To remedy this we started making an Improvised Compound Registration System - a collection of pages, each of which collates the information about each molecule made in the consortium. This involves manually linking every experiment with the relevant molecule page. The result is a fantastic resource (example for OSM-S-5). The problem is that it takes a huge amount of time to assemble such pages, to the extent that this system is probably unsustainable.

2) Automatically Write the SDF

We could write results/ELN/wiki more carefully, and then automatically scrape together the SDF. Probably won't work.

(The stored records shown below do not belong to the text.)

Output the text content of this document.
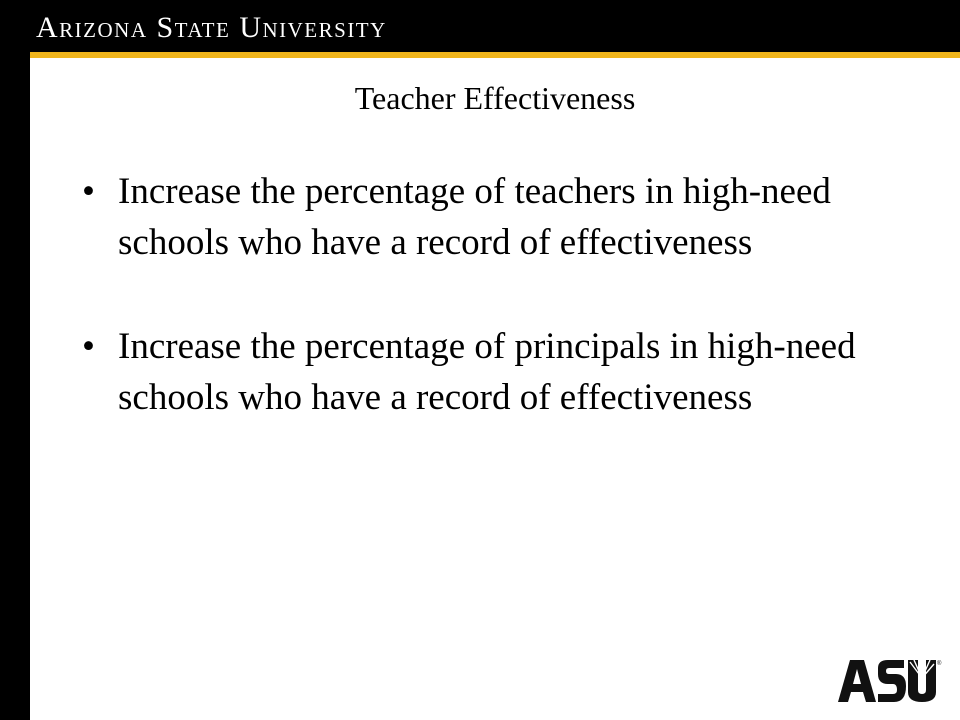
Arizona State University
Teacher Effectiveness
• Increase the percentage of teachers in high-need schools who have a record of effectiveness
• Increase the percentage of principals in high-need schools who have a record of effectiveness
®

OSM contributors are pretty good about including cheminformatic strings (SMILES, InChI, InChIKey) in ELN entries to allow machines to understand which molecules are being discussed on a given page. But many people do not do this, partly because it's labour-intensive. We often forget. The strings themselves contain no other relational information (e.g. "this molecule has a potency of X"), meaning even with a way to build the SDF from the strings we'd still not necessarily build a good SDF, without some pretty serious addition of metadata. The SDF, when made, can contain all the data for a given molecule. We could manually collect the data on a wiki page (e.g. here) and then write a script that creates the SDF. But the effort involved, and the risk of people doing this wrongly or badly, is significant.

3) Construct Something Else that Writes the SDF

We are not yet doing this, but perhaps we should.

Bill Mills from Mozilla Science Lab suggested an interesting solution. How about we (OSM experimental contributors) input data using a system like an online form. We input data on the molecules we're using, what we've done to make those molecules and any and all properties that pertain to those molecules. This creates a relational database that is perfectly machine readable.

The system then both i) writes ELN entries on the fly, and ii) writes the SDF.

This is neat on multiple levels. We should build a prototype "form" and test it for the creation of a typical ELN entry, i.e. whether we can auto-generate a good ELN entry without writing it ourselves. This could be a very powerful approach.

Odd Jobs

For random jobs where we require hosting/a bit of compute the tendency is to use Nectar, a cloud based provider for academic and research institutions in Australia. It provides two free instances to researchers with reasonable enough specs that they can be used for most jobs. Debian or Ubuntu is typically the flavour of choice, but Nectar provides a wide range of images and snapshots including versions of Scientific Linux. For jobs which may require significantly more processing we may rely instead upon EC2 instances.

Communication

There are several different means used for communication, with email being the least favoured (due to a lack of openness).

OSM has a Twitter account, a Google+ account and a Facebook page. In addition Youtube account is used to post the recorded videos of meetings.

The primary means of communicating issues requiring action/input (admininstration, science or technical) is on Github.

For news, the project has used old-school PDF-based newsletters to reach people unfamiliar with the platforms above, though an email-based newsletter has been discussed.

Publicity is important for the project to attract new inputs. Google ranking was assessed and could be improved (GHI 231) and a meeting was held to address a number of website-related issues. Related: GHI 64

Github

Github is used for project management - a place to keep the To Do list. Tasks are called "Issues" and may be assigned a person responsible, a deadline and some tags to allow active items to be grouped. When a task is complete, it can be closed.

Almost all code and data for the OpenSourceMalaria organisation account (and landing page website) is resident on one of the Github repositories. The main .sd file of all compounds, for example, is kept there. All other experimental data will be on the electronic lab notebook, or summarised on the wiki.

If you still are unable to find something, post an issue on the Github Issues (to do) list and tag it with "Administration" and "question".

Online Meetings

Online meetings use Adobe Connect provided and hosted by the University of Sydney. As with everything else, these meetings are open to everyone and each meeting is recorded and subsequently uploaded to the OSM youtube account.